God has given me a treasure box of stories and experiences and relationships with the people who get me out of bed at 3:45. My big question today is this: How do I steward what God has entrusted to me - what he has allowed me to see and know and experience in Africa through relationships and life and suffering and overcoming? 

What do I do with all this? 

I give it right back to the One who gave it to me. I fall on my face and thank him with a worship-full heart. I share these stories and experiences with everyone I meet. And it changes the way I live. I want to be more relational, more missional, more generous, more prayerful, more openhanded, more hopeful.
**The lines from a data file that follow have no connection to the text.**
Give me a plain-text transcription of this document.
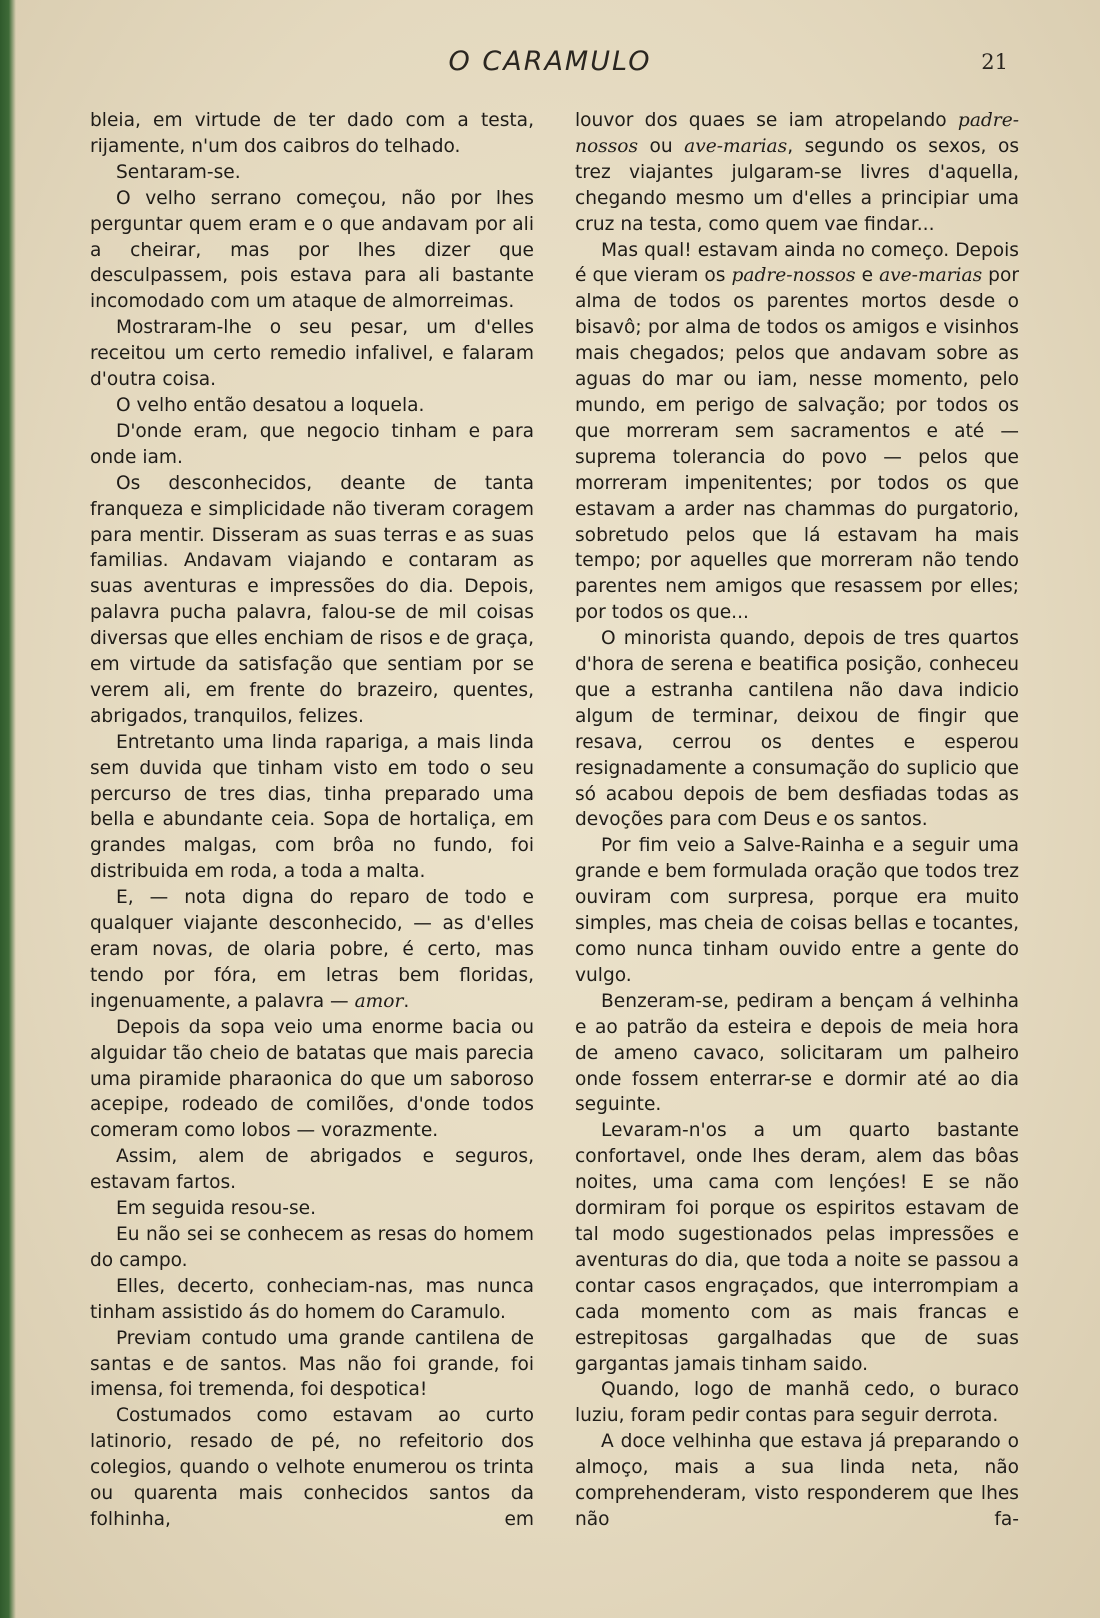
O CARAMULO	21

bleia, em virtude de ter dado com a testa, rijamente, n'um dos caibros do telhado.

Sentaram-se.

O velho serrano começou, não por lhes perguntar quem eram e o que andavam por ali a cheirar, mas por lhes dizer que desculpassem, pois estava para ali bastante incomodado com um ataque de almorreimas.

Mostraram-lhe o seu pesar, um d'elles receitou um certo remedio infalivel, e falaram d'outra coisa.

O velho então desatou a loquela.

D'onde eram, que negocio tinham e para onde iam.

Os desconhecidos, deante de tanta franqueza e simplicidade não tiveram coragem para mentir. Disseram as suas terras e as suas familias. Andavam viajando e contaram as suas aventuras e impressões do dia. Depois, palavra pucha palavra, falou-se de mil coisas diversas que elles enchiam de risos e de graça, em virtude da satisfação que sentiam por se verem ali, em frente do brazeiro, quentes, abrigados, tranquilos, felizes.

Entretanto uma linda rapariga, a mais linda sem duvida que tinham visto em todo o seu percurso de tres dias, tinha preparado uma bella e abundante ceia. Sopa de hortaliça, em grandes malgas, com brôa no fundo, foi distribuida em roda, a toda a malta.

E, — nota digna do reparo de todo e qualquer viajante desconhecido, — as d'elles eram novas, de olaria pobre, é certo, mas tendo por fóra, em letras bem floridas, ingenuamente, a palavra — amor.

Depois da sopa veio uma enorme bacia ou alguidar tão cheio de batatas que mais parecia uma piramide pharaonica do que um saboroso acepipe, rodeado de comilões, d'onde todos comeram como lobos — vorazmente.

Assim, alem de abrigados e seguros, estavam fartos.

Em seguida resou-se.

Eu não sei se conhecem as resas do homem do campo.

Elles, decerto, conheciam-nas, mas nunca tinham assistido ás do homem do Caramulo.

Previam contudo uma grande cantilena de santas e de santos. Mas não foi grande, foi imensa, foi tremenda, foi despotica!

Costumados como estavam ao curto latinorio, resado de pé, no refeitorio dos colegios, quando o velhote enumerou os trinta ou quarenta mais conhecidos santos da folhinha, em

louvor dos quaes se iam atropelando padre-nossos ou ave-marias, segundo os sexos, os trez viajantes julgaram-se livres d'aquella, chegando mesmo um d'elles a principiar uma cruz na testa, como quem vae findar...

Mas qual! estavam ainda no começo. Depois é que vieram os padre-nossos e ave-marias por alma de todos os parentes mortos desde o bisavô; por alma de todos os amigos e visinhos mais chegados; pelos que andavam sobre as aguas do mar ou iam, nesse momento, pelo mundo, em perigo de salvação; por todos os que morreram sem sacramentos e até — suprema tolerancia do povo — pelos que morreram impenitentes; por todos os que estavam a arder nas chammas do purgatorio, sobretudo pelos que lá estavam ha mais tempo; por aquelles que morreram não tendo parentes nem amigos que resassem por elles; por todos os que...

O minorista quando, depois de tres quartos d'hora de serena e beatifica posição, conheceu que a estranha cantilena não dava indicio algum de terminar, deixou de fingir que resava, cerrou os dentes e esperou resignadamente a consumação do suplicio que só acabou depois de bem desfiadas todas as devoções para com Deus e os santos.

Por fim veio a Salve-Rainha e a seguir uma grande e bem formulada oração que todos trez ouviram com surpresa, porque era muito simples, mas cheia de coisas bellas e tocantes, como nunca tinham ouvido entre a gente do vulgo.

Benzeram-se, pediram a bençam á velhinha e ao patrão da esteira e depois de meia hora de ameno cavaco, solicitaram um palheiro onde fossem enterrar-se e dormir até ao dia seguinte.

Levaram-n'os a um quarto bastante confortavel, onde lhes deram, alem das bôas noites, uma cama com lençóes! E se não dormiram foi porque os espiritos estavam de tal modo sugestionados pelas impressões e aventuras do dia, que toda a noite se passou a contar casos engraçados, que interrompiam a cada momento com as mais francas e estrepitosas gargalhadas que de suas gargantas jamais tinham saido.

Quando, logo de manhã cedo, o buraco luziu, foram pedir contas para seguir derrota.

A doce velhinha que estava já preparando o almoço, mais a sua linda neta, não comprehenderam, visto responderem que lhes não fa-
I trust God more. I am more of a spiritual warrior. I slow down, live in community, and find joy in suffering. I long for heaven. 

These gifts have been given to me through what my African brothers and sisters have taught me and modeled to me in their way of life. Because of how God has brought them into relationship with him, he is now bringing me into deeper relationship with him in the context of their culture. 

I was still thinking about that phone call when I went to bed that night, and it still made my heart feel like it would burst with joy. The crazy wonderful life God has given to me in Africa over the last three years, the stories I’ve lived, the way I’ve seen God act on behalf of his people, the relationships I’ve gained - the wonder and awe of it all spills over into joy, and I treasure these things in my heart. 

God has given each of us a life to live - a story to write - filled with twists and turns and conflict and risk and overcoming. It’s what makes a good story. God writes the plot and directs the scenes, but we are entrusted with the development of our character. This is what being a steward of our experiences is all about. Take the story God is writing for each of us, complete with all its unique relationships and struggles and unknowns, and let’s steward these experiences that have been entrusted to us. Remember that nothing is wasted and every element of the story is a gift, even though it may take time and faithfulness to reveal the buried treasures in some of the toughest moments. 

Let’s cradle the treasure box of these experiences called life and catch glimpses of the wonder and awe and joy of it all in something as simple as a 3:45 phone call.